Strassmann was also an accomplished athlete, excelling in running, swimming, boxing and cycling.

== Career ==
Strassmann first experienced flight on hot air balloon trips with her brother and cousin in 1925, and then on flying trips with a friend in 1926. In September 1927, Strassman began flying lessons at the Boornemann school in Staaken, earning her pilot license in 1928, and then moved on to learn aerobatic flying at Würzburg. However, she realised that earning an income from aviation would be difficult as women were barred from working as commercial pilots, and money from exhibition flying was insufficient for a stable income. Instead, in 1930, she made a proposal to the German Foreign Office to organise and manage a year-long touring exhibition of model and full-sized German aircraft in the United States. Her aims were to advertise German business and encourage positive German-U.S. relations. She developed agreements with the Model Airplane League of America and the Gimbel Company, and planned an itinerary to visit 12 cities. The proposal was accepted and the exhibition began in spring 1930. Strassmann and her friend, pilot Koenig-von Warthausen, delivered lectures on German aviation and performed aerobatic flights, participated in air shows, visited aviation companies and gave interviews to the press. At the National Air Races in Chicago in 1930, she was invited to test 28 types of airplanes. The German Foreign Office declared the tour an absolute success, and on her return to Germany Strassmann was considered a major expert on the field of aviation, and invited to educate German industrialists and politicians, including Ernst Heinkel, Claude Dornier, Hugo Junkers, and Hugo Eckener.

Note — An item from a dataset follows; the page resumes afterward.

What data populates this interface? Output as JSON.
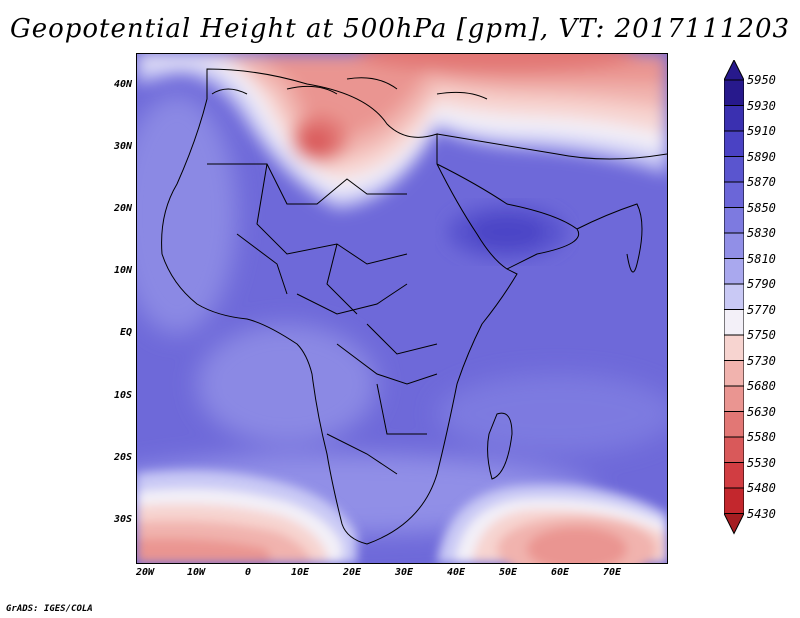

In May 1932 Strassmann became the first woman to successfully cross the Atlantic Ocean aboard an aircraft, travelling on a Dornier Do X flying boat. In autumn 1932, Strassmann piloted her last big flight. She left Germany on board a Zeppelin, with a dismantled Klemm sports plane in the cargo hold, and travelled to Pernambuco in Brazil. From there, she completed a marketing tour through South America for the Klemm sports aircraft company, with stops and flight performances in Recife, Bahia, Rio de Janeiro, São Paulo, and Buenos Aires. Also in 1932, Strassmann emigrated to the United States, stating that she loved the stimulation and opportunities of the country. She studied business administration in New York and began to work as a business consultant for German aviation companies such as Junkers, Bavarian Aircraft Company, Heinkel, Stinnes, Hapag, Focke-Wulf, Klemm and Lufthansa, negotiating sales contracts on their behalf with U.S. companies such as Bendix, Budd, Glenn L. Martin, General Tire and Goodyear.

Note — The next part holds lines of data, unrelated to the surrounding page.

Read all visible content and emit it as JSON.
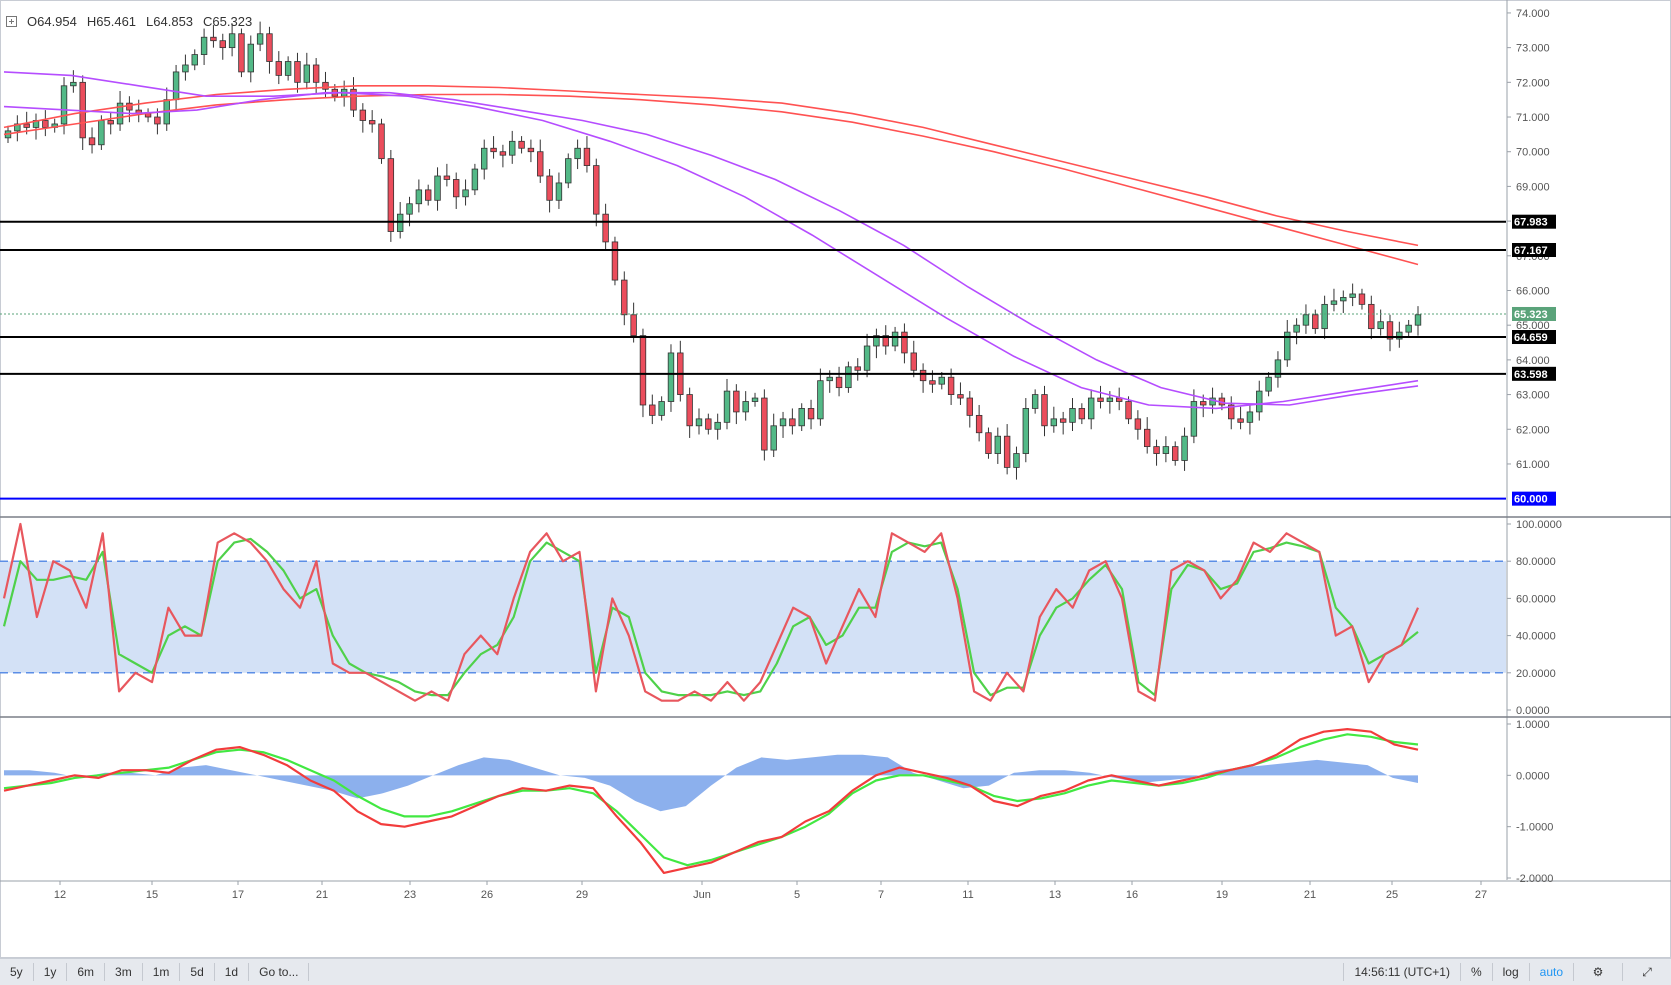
{
  "header": {
    "o": "O64.954",
    "h": "H65.461",
    "l": "L64.853",
    "c": "C65.323"
  },
  "chart_data": {
    "type": "candlestick",
    "price_axis": {
      "ticks": [
        61,
        62,
        63,
        64,
        65,
        66,
        67,
        68,
        69,
        70,
        71,
        72,
        73,
        74
      ],
      "decimals": 3,
      "range": [
        59.5,
        74.2
      ]
    },
    "date_axis_labels": [
      "12",
      "15",
      "17",
      "21",
      "23",
      "26",
      "29",
      "Jun",
      "5",
      "7",
      "11",
      "13",
      "16",
      "19",
      "21",
      "25",
      "27"
    ],
    "candles_close": [
      70.6,
      70.8,
      70.7,
      70.9,
      70.7,
      70.8,
      71.9,
      72.0,
      70.4,
      70.2,
      70.9,
      70.8,
      71.4,
      71.2,
      71.1,
      71.0,
      70.8,
      71.5,
      72.3,
      72.5,
      72.8,
      73.3,
      73.2,
      73.0,
      73.4,
      72.3,
      73.1,
      73.4,
      72.6,
      72.2,
      72.6,
      72.0,
      72.5,
      72.0,
      71.8,
      71.6,
      71.8,
      71.2,
      70.9,
      70.8,
      69.8,
      67.7,
      68.2,
      68.5,
      68.9,
      68.6,
      69.3,
      69.2,
      68.7,
      68.9,
      69.5,
      70.1,
      70.0,
      69.9,
      70.3,
      70.1,
      70.0,
      69.3,
      68.6,
      69.1,
      69.8,
      70.1,
      69.6,
      68.2,
      67.4,
      66.3,
      65.3,
      64.7,
      62.7,
      62.4,
      62.8,
      64.2,
      63.0,
      62.1,
      62.3,
      62.0,
      62.2,
      63.1,
      62.5,
      62.8,
      62.9,
      61.4,
      62.1,
      62.3,
      62.1,
      62.6,
      62.3,
      63.4,
      63.5,
      63.2,
      63.8,
      63.7,
      64.4,
      64.7,
      64.4,
      64.8,
      64.2,
      63.7,
      63.4,
      63.3,
      63.5,
      63.0,
      62.9,
      62.4,
      61.9,
      61.3,
      61.8,
      60.9,
      61.3,
      62.6,
      63.0,
      62.1,
      62.3,
      62.2,
      62.6,
      62.3,
      62.9,
      62.8,
      62.9,
      62.8,
      62.3,
      62.0,
      61.5,
      61.3,
      61.5,
      61.1,
      61.8,
      62.8,
      62.7,
      62.9,
      62.7,
      62.3,
      62.2,
      62.5,
      63.1,
      63.5,
      64.0,
      64.8,
      65.0,
      65.3,
      64.9,
      65.6,
      65.7,
      65.8,
      65.9,
      65.6,
      64.9,
      65.1,
      64.6,
      64.8,
      65.0,
      65.3
    ],
    "horizontal_levels": [
      {
        "value": 67.983,
        "label": "67.983",
        "color": "#000000"
      },
      {
        "value": 67.167,
        "label": "67.167",
        "color": "#000000"
      },
      {
        "value": 64.659,
        "label": "64.659",
        "color": "#000000"
      },
      {
        "value": 63.598,
        "label": "63.598",
        "color": "#000000"
      },
      {
        "value": 60.0,
        "label": "60.000",
        "color": "#0000ff"
      }
    ],
    "last_price": {
      "value": 65.323,
      "label": "65.323",
      "color": "#5aa37a"
    },
    "moving_averages": [
      {
        "color": "#ff5252",
        "values": [
          70.7,
          71.1,
          71.4,
          71.65,
          71.8,
          71.9,
          71.9,
          71.85,
          71.75,
          71.65,
          71.55,
          71.4,
          71.1,
          70.7,
          70.2,
          69.7,
          69.2,
          68.7,
          68.15,
          67.7,
          67.3
        ]
      },
      {
        "color": "#ff5252",
        "values": [
          70.5,
          70.8,
          71.1,
          71.35,
          71.5,
          71.6,
          71.65,
          71.65,
          71.6,
          71.5,
          71.35,
          71.15,
          70.85,
          70.45,
          70.0,
          69.5,
          68.95,
          68.4,
          67.85,
          67.3,
          66.75
        ]
      },
      {
        "color": "#b54dff",
        "values": [
          72.3,
          72.2,
          71.9,
          71.6,
          71.6,
          71.7,
          71.6,
          71.3,
          70.9,
          70.3,
          69.6,
          68.7,
          67.6,
          66.4,
          65.2,
          64.1,
          63.2,
          62.7,
          62.6,
          62.8,
          63.1,
          63.4
        ]
      },
      {
        "color": "#b54dff",
        "values": [
          71.3,
          71.2,
          71.1,
          71.2,
          71.5,
          71.7,
          71.7,
          71.5,
          71.2,
          70.9,
          70.5,
          69.9,
          69.2,
          68.3,
          67.3,
          66.1,
          65.0,
          64.0,
          63.2,
          62.75,
          62.7,
          63.0,
          63.25
        ]
      }
    ],
    "stochastic": {
      "ticks": [
        "0.0000",
        "20.0000",
        "40.0000",
        "60.0000",
        "80.0000",
        "100.0000"
      ],
      "levels": [
        20,
        80
      ],
      "k_color": "#e8575e",
      "d_color": "#4fd14a",
      "k": [
        60,
        100,
        50,
        80,
        75,
        55,
        95,
        10,
        20,
        15,
        55,
        40,
        40,
        90,
        95,
        90,
        80,
        65,
        55,
        80,
        25,
        20,
        20,
        15,
        10,
        5,
        10,
        5,
        30,
        40,
        30,
        60,
        85,
        95,
        80,
        85,
        10,
        60,
        40,
        10,
        5,
        5,
        10,
        5,
        15,
        5,
        15,
        35,
        55,
        50,
        25,
        45,
        65,
        50,
        95,
        90,
        85,
        95,
        60,
        10,
        5,
        20,
        10,
        50,
        65,
        55,
        75,
        80,
        60,
        10,
        5,
        75,
        80,
        75,
        60,
        70,
        90,
        85,
        95,
        90,
        85,
        40,
        45,
        15,
        30,
        35,
        55
      ],
      "d": [
        45,
        80,
        70,
        70,
        72,
        70,
        85,
        30,
        25,
        20,
        40,
        45,
        40,
        80,
        90,
        92,
        85,
        75,
        60,
        65,
        40,
        25,
        20,
        18,
        15,
        10,
        8,
        8,
        20,
        30,
        35,
        50,
        80,
        90,
        85,
        80,
        20,
        55,
        50,
        20,
        10,
        8,
        8,
        8,
        10,
        8,
        10,
        25,
        45,
        50,
        35,
        40,
        55,
        55,
        85,
        90,
        88,
        90,
        65,
        20,
        8,
        12,
        12,
        40,
        55,
        60,
        70,
        78,
        65,
        15,
        8,
        65,
        78,
        75,
        65,
        68,
        85,
        87,
        90,
        88,
        85,
        55,
        45,
        25,
        30,
        35,
        42
      ]
    },
    "macd": {
      "ticks": [
        "-2.0000",
        "-1.0000",
        "0.0000",
        "1.0000"
      ],
      "macd_color": "#f23c3c",
      "signal_color": "#42e842",
      "hist_color": "#6f9ce8",
      "macd": [
        -0.3,
        -0.2,
        -0.1,
        0.0,
        -0.05,
        0.1,
        0.1,
        0.05,
        0.3,
        0.5,
        0.55,
        0.4,
        0.2,
        -0.1,
        -0.3,
        -0.7,
        -0.95,
        -1.0,
        -0.9,
        -0.8,
        -0.6,
        -0.4,
        -0.25,
        -0.3,
        -0.2,
        -0.25,
        -0.8,
        -1.3,
        -1.9,
        -1.8,
        -1.7,
        -1.5,
        -1.3,
        -1.2,
        -0.9,
        -0.7,
        -0.3,
        0.0,
        0.15,
        0.05,
        -0.05,
        -0.2,
        -0.5,
        -0.6,
        -0.4,
        -0.3,
        -0.1,
        0.0,
        -0.1,
        -0.2,
        -0.1,
        0.0,
        0.1,
        0.2,
        0.4,
        0.7,
        0.85,
        0.9,
        0.85,
        0.6,
        0.5
      ],
      "signal": [
        -0.25,
        -0.2,
        -0.15,
        -0.05,
        0.0,
        0.05,
        0.1,
        0.15,
        0.3,
        0.45,
        0.5,
        0.45,
        0.3,
        0.1,
        -0.1,
        -0.4,
        -0.65,
        -0.8,
        -0.8,
        -0.7,
        -0.55,
        -0.4,
        -0.3,
        -0.3,
        -0.25,
        -0.35,
        -0.7,
        -1.15,
        -1.6,
        -1.75,
        -1.65,
        -1.5,
        -1.35,
        -1.2,
        -1.0,
        -0.75,
        -0.35,
        -0.1,
        0.0,
        0.0,
        -0.1,
        -0.2,
        -0.4,
        -0.5,
        -0.45,
        -0.35,
        -0.2,
        -0.1,
        -0.15,
        -0.2,
        -0.15,
        -0.05,
        0.1,
        0.2,
        0.35,
        0.55,
        0.7,
        0.8,
        0.75,
        0.65,
        0.6
      ],
      "hist": [
        0.1,
        0.1,
        0.05,
        -0.05,
        0.05,
        0.05,
        0.0,
        0.15,
        0.2,
        0.1,
        0.0,
        -0.1,
        -0.2,
        -0.3,
        -0.45,
        -0.35,
        -0.2,
        0.0,
        0.2,
        0.35,
        0.3,
        0.15,
        0.0,
        -0.05,
        -0.2,
        -0.5,
        -0.7,
        -0.6,
        -0.2,
        0.15,
        0.35,
        0.3,
        0.35,
        0.4,
        0.4,
        0.35,
        0.05,
        -0.1,
        -0.25,
        -0.2,
        0.05,
        0.1,
        0.1,
        0.05,
        -0.05,
        -0.15,
        -0.1,
        -0.05,
        0.1,
        0.15,
        0.2,
        0.25,
        0.3,
        0.25,
        0.2,
        -0.05,
        -0.15
      ]
    }
  },
  "toolbar": {
    "ranges": [
      "5y",
      "1y",
      "6m",
      "3m",
      "1m",
      "5d",
      "1d"
    ],
    "goto": "Go to...",
    "time": "14:56:11 (UTC+1)",
    "percent": "%",
    "log": "log",
    "auto": "auto"
  }
}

With the outbreak of World War II, Strassmann's work as an aviation consultant ended. She moved to Westchester County, New York, and worked for the American Red Cross as a driver and a first-aid instructor. Later she took a job with the Delahanty Institute training new workers in interpreting blueprints and operating metalworking equipment. In 1943 an old friend offered her a management position running a sales office for the hearing aid division of Zenith Radio Corporation in New York City.

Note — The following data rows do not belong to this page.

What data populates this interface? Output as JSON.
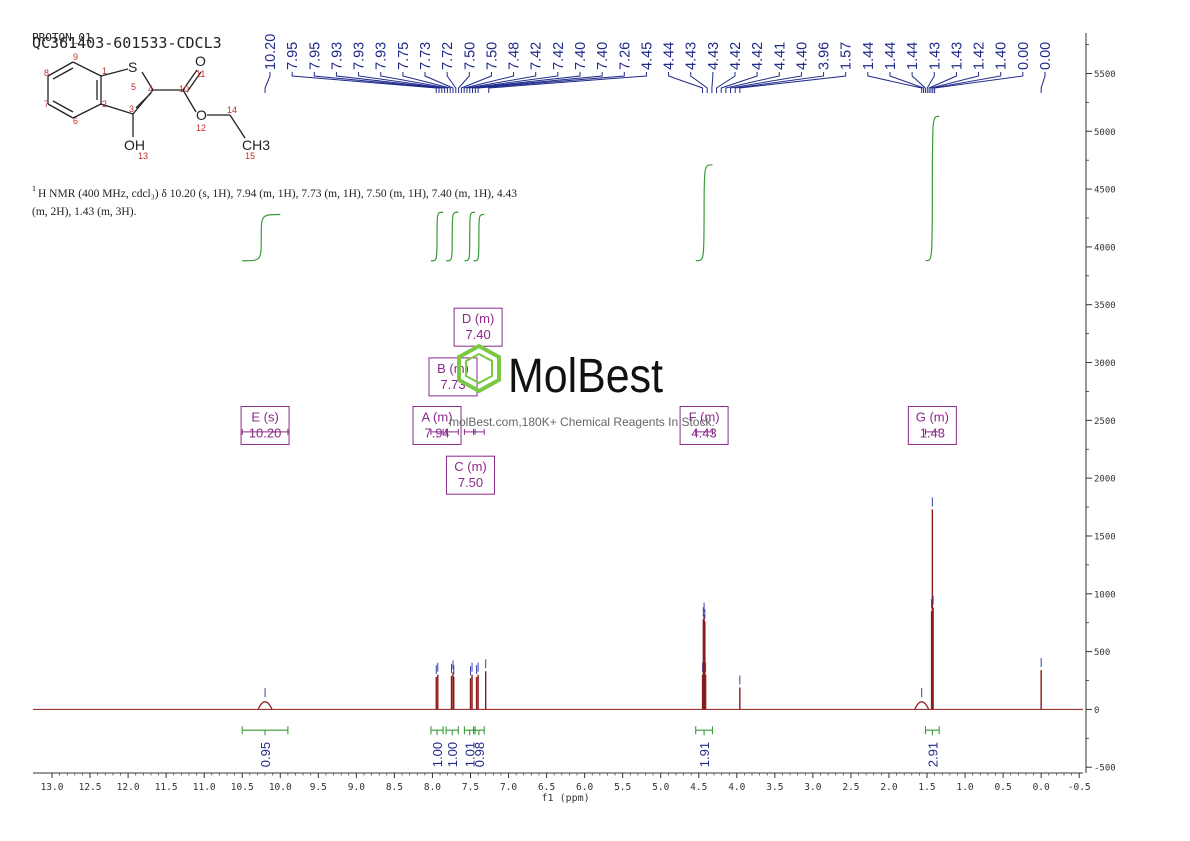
{
  "header": {
    "experiment": "PROTON_01",
    "sample_id": "QC361403-601533-CDCL3"
  },
  "structure": {
    "atoms": {
      "S": "S",
      "O_carbonyl": "O",
      "O_ester": "O",
      "OH": "OH",
      "CH3": "CH3"
    },
    "numbers": [
      "1",
      "2",
      "3",
      "4",
      "5",
      "6",
      "7",
      "8",
      "9",
      "10",
      "11",
      "12",
      "13",
      "14",
      "15"
    ]
  },
  "description": {
    "line1_prefix": "1",
    "line1": "H NMR (400 MHz, cdcl₃) δ 10.20 (s, 1H), 7.94 (m, 1H), 7.73 (m, 1H), 7.50 (m, 1H), 7.40 (m, 1H), 4.43",
    "line2": "(m, 2H), 1.43 (m, 3H)."
  },
  "watermark": {
    "brand": "MolBest",
    "tagline": "molBest.com,180K+ Chemical Reagents In Stock."
  },
  "colors": {
    "spectrum": "#8b1a1a",
    "peak_label": "#1f2a8a",
    "integral": "#3a9a3a",
    "multiplet": "#8a2a8a",
    "axis": "#333333",
    "logo_green": "#7ac943"
  },
  "chart_data": {
    "type": "line",
    "xlabel": "f1 (ppm)",
    "x_range": [
      13.25,
      -0.55
    ],
    "x_ticks": [
      "13.0",
      "12.5",
      "12.0",
      "11.5",
      "11.0",
      "10.5",
      "10.0",
      "9.5",
      "9.0",
      "8.5",
      "8.0",
      "7.5",
      "7.0",
      "6.5",
      "6.0",
      "5.5",
      "5.0",
      "4.5",
      "4.0",
      "3.5",
      "3.0",
      "2.5",
      "2.0",
      "1.5",
      "1.0",
      "0.5",
      "0.0",
      "-0.5"
    ],
    "x_tick_values": [
      13.0,
      12.5,
      12.0,
      11.5,
      11.0,
      10.5,
      10.0,
      9.5,
      9.0,
      8.5,
      8.0,
      7.5,
      7.0,
      6.5,
      6.0,
      5.5,
      5.0,
      4.5,
      4.0,
      3.5,
      3.0,
      2.5,
      2.0,
      1.5,
      1.0,
      0.5,
      0.0,
      -0.5
    ],
    "y_range": [
      -550,
      5850
    ],
    "y_ticks": [
      "5500",
      "5000",
      "4500",
      "4000",
      "3500",
      "3000",
      "2500",
      "2000",
      "1500",
      "1000",
      "500",
      "0",
      "-500"
    ],
    "y_tick_values": [
      5500,
      5000,
      4500,
      4000,
      3500,
      3000,
      2500,
      2000,
      1500,
      1000,
      500,
      0,
      -500
    ],
    "peaks": [
      {
        "ppm": 10.2,
        "height": 80
      },
      {
        "ppm": 7.95,
        "height": 280
      },
      {
        "ppm": 7.93,
        "height": 300
      },
      {
        "ppm": 7.75,
        "height": 290
      },
      {
        "ppm": 7.73,
        "height": 320
      },
      {
        "ppm": 7.72,
        "height": 280
      },
      {
        "ppm": 7.5,
        "height": 270
      },
      {
        "ppm": 7.48,
        "height": 300
      },
      {
        "ppm": 7.42,
        "height": 280
      },
      {
        "ppm": 7.4,
        "height": 300
      },
      {
        "ppm": 7.3,
        "height": 330
      },
      {
        "ppm": 4.45,
        "height": 300
      },
      {
        "ppm": 4.44,
        "height": 780
      },
      {
        "ppm": 4.43,
        "height": 820
      },
      {
        "ppm": 4.42,
        "height": 760
      },
      {
        "ppm": 4.41,
        "height": 300
      },
      {
        "ppm": 3.96,
        "height": 190
      },
      {
        "ppm": 1.57,
        "height": 80
      },
      {
        "ppm": 1.44,
        "height": 850
      },
      {
        "ppm": 1.43,
        "height": 1730
      },
      {
        "ppm": 1.42,
        "height": 880
      },
      {
        "ppm": 0.0,
        "height": 340
      }
    ],
    "peak_labels": [
      "10.20",
      "7.95",
      "7.95",
      "7.93",
      "7.93",
      "7.93",
      "7.75",
      "7.73",
      "7.72",
      "7.50",
      "7.50",
      "7.48",
      "7.42",
      "7.42",
      "7.40",
      "7.40",
      "7.26",
      "4.45",
      "4.44",
      "4.43",
      "4.43",
      "4.42",
      "4.42",
      "4.41",
      "4.40",
      "3.96",
      "1.57",
      "1.44",
      "1.44",
      "1.44",
      "1.43",
      "1.43",
      "1.42",
      "1.40",
      "0.00",
      "0.00"
    ],
    "peak_label_groups": [
      {
        "labels": 1,
        "from": 10.2,
        "to": 10.2
      },
      {
        "labels": 16,
        "from": 7.95,
        "to": 7.4
      },
      {
        "labels": 1,
        "from": 7.26,
        "to": 7.26
      },
      {
        "labels": 9,
        "from": 4.45,
        "to": 3.96
      },
      {
        "labels": 8,
        "from": 1.57,
        "to": 1.4
      },
      {
        "labels": 2,
        "from": 0.0,
        "to": 0.0
      }
    ],
    "integrals": [
      {
        "from": 10.5,
        "to": 9.9,
        "value": "0.95"
      },
      {
        "from": 8.02,
        "to": 7.86,
        "value": "1.00"
      },
      {
        "from": 7.82,
        "to": 7.66,
        "value": "1.00"
      },
      {
        "from": 7.58,
        "to": 7.44,
        "value": "1.01"
      },
      {
        "from": 7.46,
        "to": 7.32,
        "value": "0.98"
      },
      {
        "from": 4.54,
        "to": 4.32,
        "value": "1.91"
      },
      {
        "from": 1.52,
        "to": 1.34,
        "value": "2.91"
      }
    ],
    "integral_curves": [
      {
        "from": 10.5,
        "to": 10.0,
        "rise": 400
      },
      {
        "from": 8.02,
        "to": 7.86,
        "rise": 420
      },
      {
        "from": 7.82,
        "to": 7.66,
        "rise": 420
      },
      {
        "from": 7.58,
        "to": 7.44,
        "rise": 420
      },
      {
        "from": 7.46,
        "to": 7.32,
        "rise": 400
      },
      {
        "from": 4.54,
        "to": 4.32,
        "rise": 830
      },
      {
        "from": 1.52,
        "to": 1.34,
        "rise": 1250
      }
    ],
    "multiplets": [
      {
        "name": "E (s)",
        "value": "10.20",
        "ppm": 10.2,
        "from": 10.5,
        "to": 9.9,
        "box_y": 2620
      },
      {
        "name": "A (m)",
        "value": "7.94",
        "ppm": 7.94,
        "from": 8.02,
        "to": 7.86,
        "box_y": 2620
      },
      {
        "name": "B (m)",
        "value": "7.73",
        "ppm": 7.73,
        "from": 7.82,
        "to": 7.66,
        "box_y": 3040
      },
      {
        "name": "C (m)",
        "value": "7.50",
        "ppm": 7.5,
        "from": 7.58,
        "to": 7.44,
        "box_y": 2190
      },
      {
        "name": "D (m)",
        "value": "7.40",
        "ppm": 7.4,
        "from": 7.46,
        "to": 7.32,
        "box_y": 3470
      },
      {
        "name": "F (m)",
        "value": "4.43",
        "ppm": 4.43,
        "from": 4.54,
        "to": 4.32,
        "box_y": 2620
      },
      {
        "name": "G (m)",
        "value": "1.43",
        "ppm": 1.43,
        "from": 1.52,
        "to": 1.34,
        "box_y": 2620
      }
    ]
  }
}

Strassmann died of cancer in January 1952 in New York City.

==Personal life==
Strassmann was married to a German curtain manufacturer, Willy Joseph, from January 1923 until their divorce in 1925. She was then involved with a former Crown Prince, Wilhelm von Hohenzollern, for a year, and later had a relationship with the Austrian actor Rudolf Forster followed by the exhibition pilot Ernst Udet. In the 1930s Strassmann had a relationship with Robert L. Hague, senior vice president of Standard Oil Company, until his death in 1939.